In those same conversations, CMS staff have suggested that they view determining indigence related to Medicare bad debt and qualifying patients for financial assistance and claiming amounts related to financial assistance as uncompensated care on S-10 as two separate things. And they have said that it’s permissible for providers to use presumptive tools to qualify patients for charity care that can then be claimed on the S-10 as long as the use of the presumptive tool is explicitly discussed in their financial assistance policy. While it’s not as clear as I would like it to be, it seems that CMS is, for the first time, confirming this in writing. In recognition that their answer on this issue still leaves a bit to be desired in terms of clarity, CMS reminds hospitals that it will be offering them an opportunity to comment on this issue when it seeks feedback on the Medicare cost reporting forms in the near future.

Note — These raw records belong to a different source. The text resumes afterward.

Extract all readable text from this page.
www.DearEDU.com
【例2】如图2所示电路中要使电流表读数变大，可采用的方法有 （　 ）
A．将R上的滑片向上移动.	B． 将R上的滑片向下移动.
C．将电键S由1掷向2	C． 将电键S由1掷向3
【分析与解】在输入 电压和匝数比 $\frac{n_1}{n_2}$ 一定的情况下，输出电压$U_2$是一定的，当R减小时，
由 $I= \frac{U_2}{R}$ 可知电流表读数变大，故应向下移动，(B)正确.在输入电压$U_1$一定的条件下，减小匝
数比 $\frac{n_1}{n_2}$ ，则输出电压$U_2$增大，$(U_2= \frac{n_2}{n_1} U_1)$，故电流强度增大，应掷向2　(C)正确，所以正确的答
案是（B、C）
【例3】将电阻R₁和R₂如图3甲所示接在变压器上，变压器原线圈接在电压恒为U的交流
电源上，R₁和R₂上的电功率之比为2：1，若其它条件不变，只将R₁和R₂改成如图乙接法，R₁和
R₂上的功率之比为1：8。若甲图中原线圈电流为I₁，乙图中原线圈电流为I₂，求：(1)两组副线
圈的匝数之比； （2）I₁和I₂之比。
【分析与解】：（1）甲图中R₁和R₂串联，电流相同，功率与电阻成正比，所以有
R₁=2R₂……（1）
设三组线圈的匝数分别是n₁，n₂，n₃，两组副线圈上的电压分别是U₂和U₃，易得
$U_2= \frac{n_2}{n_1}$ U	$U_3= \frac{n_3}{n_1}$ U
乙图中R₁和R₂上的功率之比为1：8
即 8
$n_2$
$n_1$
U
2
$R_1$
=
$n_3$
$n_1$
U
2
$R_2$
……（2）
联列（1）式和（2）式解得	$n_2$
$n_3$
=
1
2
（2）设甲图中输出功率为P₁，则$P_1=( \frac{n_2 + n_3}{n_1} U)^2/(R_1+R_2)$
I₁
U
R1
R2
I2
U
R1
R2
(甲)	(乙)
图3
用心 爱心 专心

3. Bad debt: CMS finalizes multiple changes related to Medicare Allowable Bad Debt in the IPPS rule. The intent of most of these changes, according to CMS, is to codify/clarify longstanding CMS policy that has been the source of Provider Reimbursement Review Board (PRRB) appeals related to inappropriately disallowed Medicare bad debt. Due to the volume of changes, I’ll only cover a few of them below:

  • Based on feedback from HFMA and others, CMS clarifies that emails and text messages are valid mechanisms to use for following up on a billing statement.
  • The rule clarifies that collection efforts must last 120 days from an initial bill before being written off and that the 120-day clock resets when a payment is received.
  • For dual beneficiaries, hospitals can claim deductibles and co-insurances in instances where the state Medicaid program does not provide a remittance advice (or permit a Medicare provider’s enrollment) if the provider submits the appropriate documentation to the MAC. As outlined in the final rule, this includes a notification from the state that it has no obligation to pay the Medicare cost sharing, calculation of what the state owes for cost sharing and verification of the beneficiaries’ Medicaid eligibility. Initially, CMS proposed not to allow any amounts as bad debt if the hospital could not document the amount with a remittance advice from the state.    
  • Regarding FASB Topic 606, in the final rule, CMS revises its initial proposal to specify that for cost reporting periods beginning before October 1, 2020, Medicare bad debts must not be written off to a contractual allowance account but must be charged to an expense account for uncollectible accounts. For cost reporting periods beginning on or after October 1, 2020, Medicare bad debts must not be written off to a contractual allowance account but must be charged to an uncollectible receivables account that results in a reduction in revenue. 

Where to look in the final rule

For more information on specifics of the final rule, see the following sections:

  • For full details on the changes to Medicare bad debt policy, the revised regulatory language starts on page 1861.
  • CMS discusses its proposals, the comments and provides rationale for the changes starting on page 1737.